Network security systems consist of hardware and software components that help protect a network from unauthorized access, misuse or denial of service to networks and their data. Network security components often include anti-virus, anti-malware and anti-spyware software; hardware and software firewalls; intrusion protection systems, or IPS; and virtual private networks, or VPNs. These and other components working in tandem protect the usability, reliability, integrity and safety of a network and its data against an ever-changing array of threats.
Network security strives to protect public and private networks from attack from a wide variety of threats including viruses; worms and Trojan horses; spyware, adware and other forms of malware; and hackers and crackers.
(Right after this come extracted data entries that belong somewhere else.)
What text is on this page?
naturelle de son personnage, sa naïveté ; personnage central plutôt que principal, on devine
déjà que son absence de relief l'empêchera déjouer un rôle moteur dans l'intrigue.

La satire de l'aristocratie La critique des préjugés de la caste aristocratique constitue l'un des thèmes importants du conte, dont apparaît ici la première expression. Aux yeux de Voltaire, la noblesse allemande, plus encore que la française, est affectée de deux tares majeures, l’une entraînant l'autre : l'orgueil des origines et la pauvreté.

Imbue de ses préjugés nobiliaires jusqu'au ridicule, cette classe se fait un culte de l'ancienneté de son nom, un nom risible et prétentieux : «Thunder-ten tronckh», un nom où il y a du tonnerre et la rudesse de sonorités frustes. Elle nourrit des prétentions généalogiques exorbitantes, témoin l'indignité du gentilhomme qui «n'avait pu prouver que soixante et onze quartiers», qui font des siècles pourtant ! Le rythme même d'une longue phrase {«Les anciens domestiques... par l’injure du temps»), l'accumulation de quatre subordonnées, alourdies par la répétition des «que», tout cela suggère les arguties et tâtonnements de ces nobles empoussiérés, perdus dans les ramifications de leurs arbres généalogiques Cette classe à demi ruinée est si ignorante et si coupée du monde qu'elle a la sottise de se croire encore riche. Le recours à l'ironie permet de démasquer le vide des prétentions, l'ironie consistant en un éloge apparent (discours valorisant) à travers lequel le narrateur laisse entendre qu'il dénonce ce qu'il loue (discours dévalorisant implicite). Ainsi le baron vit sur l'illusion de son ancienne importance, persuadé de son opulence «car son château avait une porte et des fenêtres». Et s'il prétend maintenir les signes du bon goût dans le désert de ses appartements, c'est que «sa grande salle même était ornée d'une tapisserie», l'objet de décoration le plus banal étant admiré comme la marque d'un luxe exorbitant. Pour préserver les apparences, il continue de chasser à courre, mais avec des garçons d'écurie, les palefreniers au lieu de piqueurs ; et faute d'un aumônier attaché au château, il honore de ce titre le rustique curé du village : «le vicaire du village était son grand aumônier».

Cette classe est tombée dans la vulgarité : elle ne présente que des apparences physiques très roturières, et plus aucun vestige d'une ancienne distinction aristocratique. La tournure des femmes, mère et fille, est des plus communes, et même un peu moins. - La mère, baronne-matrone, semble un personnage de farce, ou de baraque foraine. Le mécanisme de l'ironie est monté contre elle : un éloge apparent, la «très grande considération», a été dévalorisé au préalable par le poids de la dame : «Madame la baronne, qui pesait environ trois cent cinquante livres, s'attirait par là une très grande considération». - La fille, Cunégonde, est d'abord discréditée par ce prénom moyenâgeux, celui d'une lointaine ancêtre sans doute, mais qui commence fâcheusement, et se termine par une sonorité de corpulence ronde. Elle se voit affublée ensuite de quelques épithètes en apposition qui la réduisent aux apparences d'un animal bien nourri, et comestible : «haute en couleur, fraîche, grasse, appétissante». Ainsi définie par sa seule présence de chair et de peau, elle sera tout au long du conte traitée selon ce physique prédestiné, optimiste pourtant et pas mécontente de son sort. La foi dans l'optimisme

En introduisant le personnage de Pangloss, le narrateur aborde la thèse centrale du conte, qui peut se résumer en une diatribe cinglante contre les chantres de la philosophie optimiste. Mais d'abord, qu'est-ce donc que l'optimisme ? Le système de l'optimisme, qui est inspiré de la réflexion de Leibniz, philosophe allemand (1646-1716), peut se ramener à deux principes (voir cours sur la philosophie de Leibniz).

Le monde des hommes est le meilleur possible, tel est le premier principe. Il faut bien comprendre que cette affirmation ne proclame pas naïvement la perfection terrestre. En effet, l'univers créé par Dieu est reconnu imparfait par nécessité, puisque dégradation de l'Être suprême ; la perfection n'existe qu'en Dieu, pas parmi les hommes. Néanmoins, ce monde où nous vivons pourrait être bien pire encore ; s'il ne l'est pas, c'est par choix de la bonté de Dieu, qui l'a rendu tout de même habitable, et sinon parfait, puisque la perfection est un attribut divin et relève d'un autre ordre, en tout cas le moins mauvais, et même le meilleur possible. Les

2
Other threats include zero-day or zero-hour attacks, denial of service attacks, data theft or interception and identity theft.
Anti-virus, anti-malware and anti-spyware software helps thwart security exploits including rootkits and keyloggers, which aim to steal authentication information to access the network. Firewalls enforce policies that define a network user's access to resources as well as what constitutes unauthorized access. Intrusion protection systems prevent unauthorized access to network resources and raise red flags should breaches occur. Virtual private networks allow for the safe access to network resources and the confidential passing of authentication information and data to and from a network. Honeypots, or decoy resources, direct attention away from legitimate resources and can help identify and monitor exploits during or after an attack.
The policies and procedures adopted to prevent and monitor threats to the network as well as their implementation and maintenance together make up a network security solution. Network security solutions encompass everything from restricting physical access to network resources, to the use of passwords or other authenticating information to access those resources, to the encryption of data stored within or transmitted to or from the network.